Hep söylerim, kurumsallaşma ve kurumsal yö­netime geçiş şirket yolculuğunda önemli kararlardır. Doğru zamanda, doğru koşul­larda yapılması gerekir. Aksi halde, profes­yonel yönetici ile şirket arasında kan uyuş­mazlığı yaşanır. Patron tüm yetkileri bı­raksa, o yöneticinin tüm gücüyle arkasında dursa bile işler planlandığı gibi gitmez çün­kü “şirketin derinlerinden gelen bir karar vardır!”. Şirketler yanlış zaman ve koşul­larda kurumsallaşmayı iter.

Bu işte nasıl başarı sağlarız? 

Öncelikle ku­rumsallaşma sürecimizde bir noktaya gel­miş olacağız. Şirketinizde, süreç yönetimi, iç kontrol, iç denetim gibi mekanizmaların varlığı ve sağlıklı çalışması bir göstergedir.

Sonra, insanları ikna edecek, kültürü de­ğiştirmeye yönelik çalışmalar yapacağız.
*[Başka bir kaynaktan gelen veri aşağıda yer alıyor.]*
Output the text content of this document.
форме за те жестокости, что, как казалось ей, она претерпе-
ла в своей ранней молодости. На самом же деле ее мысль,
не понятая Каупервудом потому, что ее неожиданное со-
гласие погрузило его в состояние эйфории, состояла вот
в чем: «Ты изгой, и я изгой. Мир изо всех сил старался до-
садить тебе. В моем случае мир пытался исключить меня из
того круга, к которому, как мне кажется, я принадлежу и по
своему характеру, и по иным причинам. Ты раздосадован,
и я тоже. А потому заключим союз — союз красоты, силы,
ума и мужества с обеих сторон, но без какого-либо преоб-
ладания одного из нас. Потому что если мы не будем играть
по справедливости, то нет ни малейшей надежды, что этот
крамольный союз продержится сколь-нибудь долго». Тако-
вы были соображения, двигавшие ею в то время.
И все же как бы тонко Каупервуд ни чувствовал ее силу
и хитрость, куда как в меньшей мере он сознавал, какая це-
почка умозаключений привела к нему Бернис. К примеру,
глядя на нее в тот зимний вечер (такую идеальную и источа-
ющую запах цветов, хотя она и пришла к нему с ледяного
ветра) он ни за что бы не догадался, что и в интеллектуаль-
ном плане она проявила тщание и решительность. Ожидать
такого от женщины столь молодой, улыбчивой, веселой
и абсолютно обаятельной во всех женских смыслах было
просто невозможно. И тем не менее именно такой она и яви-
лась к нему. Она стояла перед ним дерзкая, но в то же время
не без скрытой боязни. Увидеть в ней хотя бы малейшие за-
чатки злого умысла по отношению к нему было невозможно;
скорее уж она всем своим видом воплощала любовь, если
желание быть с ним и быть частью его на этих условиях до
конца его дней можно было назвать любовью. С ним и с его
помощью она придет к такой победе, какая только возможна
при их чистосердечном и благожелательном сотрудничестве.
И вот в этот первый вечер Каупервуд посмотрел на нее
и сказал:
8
Organizasyonu buna hazırlayacağız.

Son­ra, yönetim kurulumuzu tecrübeli, strateji ve yönetim sistemleri üzerinde uzman ba­ğımsız üyeler ile güçlendireceğiz. Yönetim kurulumuz, gerçek bir yönetim kurulu gibi çalışmaya başlayacak. İç yönerge, komite­ler, gündemli toplantılar, kararların takibi, her şey oturmuş olacak.

En son, kendi yapı ve kültürümüzü hazırladıktan sonra lide­ri seçeceğiz. Bugün yapılan en büyük hata bunları yapmadan profesyonel yönetici ile çalışmaya başlamak. O yönetici de biz de bu şekilde zaman kaybetmiş oluruz.